All this serves to weaken the message that the meek shall inherit the Earth if only they give the odd crust to the poor and hang on in there. Cinderella is no longer the embodiment of virtue downtrodden, just another girl with dreams above her station, so why should we care? One is left wondering quite what the prince sees in her, beyond the right shoe size. The ‘original’ Perrault plot carries far more emotional resonance.

But it’s a gorgeous show nevertheless, and English National Ballet does it proud in this spectacular arena staging. Julian Crouch’s designs combine projections of all manner of palatial magnificence with costumes of lavish splendour, deep blue and furry, snowy white predominating their palette. I couldn’t fathom what Basil Twist’s nightmare puppet figures were doing in this context, but they add to the parade of wonders, as does an enormous chandelier that would grace the ceilings of Mar-a-Lago.

An expanded corps de ballet had been very well drilled and Wheeldon arranges its members in pleasing symmetries that have a grand effect. But the soloists struggled to make much impact in such an expanse: in the title-role, Erina Takahashi seemed a sweet pretty thing, no more. Best of the rest by a country mile was Francesco Gabriele Frola whose intricate second act solo as the prince was a highlight of otherwise bland choreography short of both high romance and diamantine sparkle.
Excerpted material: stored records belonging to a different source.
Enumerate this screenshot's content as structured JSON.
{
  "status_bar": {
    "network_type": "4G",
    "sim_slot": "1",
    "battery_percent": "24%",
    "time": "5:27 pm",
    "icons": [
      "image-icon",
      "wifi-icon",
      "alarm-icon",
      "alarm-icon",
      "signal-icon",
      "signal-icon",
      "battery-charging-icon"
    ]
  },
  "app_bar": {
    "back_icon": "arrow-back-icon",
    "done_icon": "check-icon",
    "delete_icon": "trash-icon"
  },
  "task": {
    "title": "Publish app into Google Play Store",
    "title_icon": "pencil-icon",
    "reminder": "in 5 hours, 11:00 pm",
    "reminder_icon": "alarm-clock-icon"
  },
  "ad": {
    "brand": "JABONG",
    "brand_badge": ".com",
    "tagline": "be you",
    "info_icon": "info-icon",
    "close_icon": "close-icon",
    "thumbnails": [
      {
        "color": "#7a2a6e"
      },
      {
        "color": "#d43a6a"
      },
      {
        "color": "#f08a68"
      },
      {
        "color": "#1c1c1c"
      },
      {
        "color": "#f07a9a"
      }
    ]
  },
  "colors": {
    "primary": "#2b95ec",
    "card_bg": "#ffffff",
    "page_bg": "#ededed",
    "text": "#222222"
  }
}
Prokofiev’s music was honoured by a live orchestra under Gavin Sutherland, playing remotely and amplified. Was a second interval necessary? A packed hall was royally entertained, but no heartstrings were tugged.

More escapism is on offer at Sadler’s Wells, where a production of 42nd Street originating at the Curve, Leicester has landed for the summer. This is a tap-danced Broadway musical that draws on all the hoariest myths about Broadway musicals (the show must go on, the understudy who goes out a nobody and comes back a star and so forth), with a juke-box score made up from hit songs written in the 1930s by Harry Warren and Al Dubin.

Nicole-Lily Baisden is enchanting as the girl from the boondocks seeking her big chance, and Sam Lips also impresses as the jeune premier. Both can sing as well as they hoof. The nominal stars of the show – Ruthie Henshall, Josefina Gabrielle, Adam Garcia and Les Dennis – make a rather pallid impression in comparison, but the chorines are terrific, tapping up a cracking storm in the big numbers, ingeniously arranged by Bill Deamer. It’s wafer-thin stuff, but utterly innocuous and jolly good fun.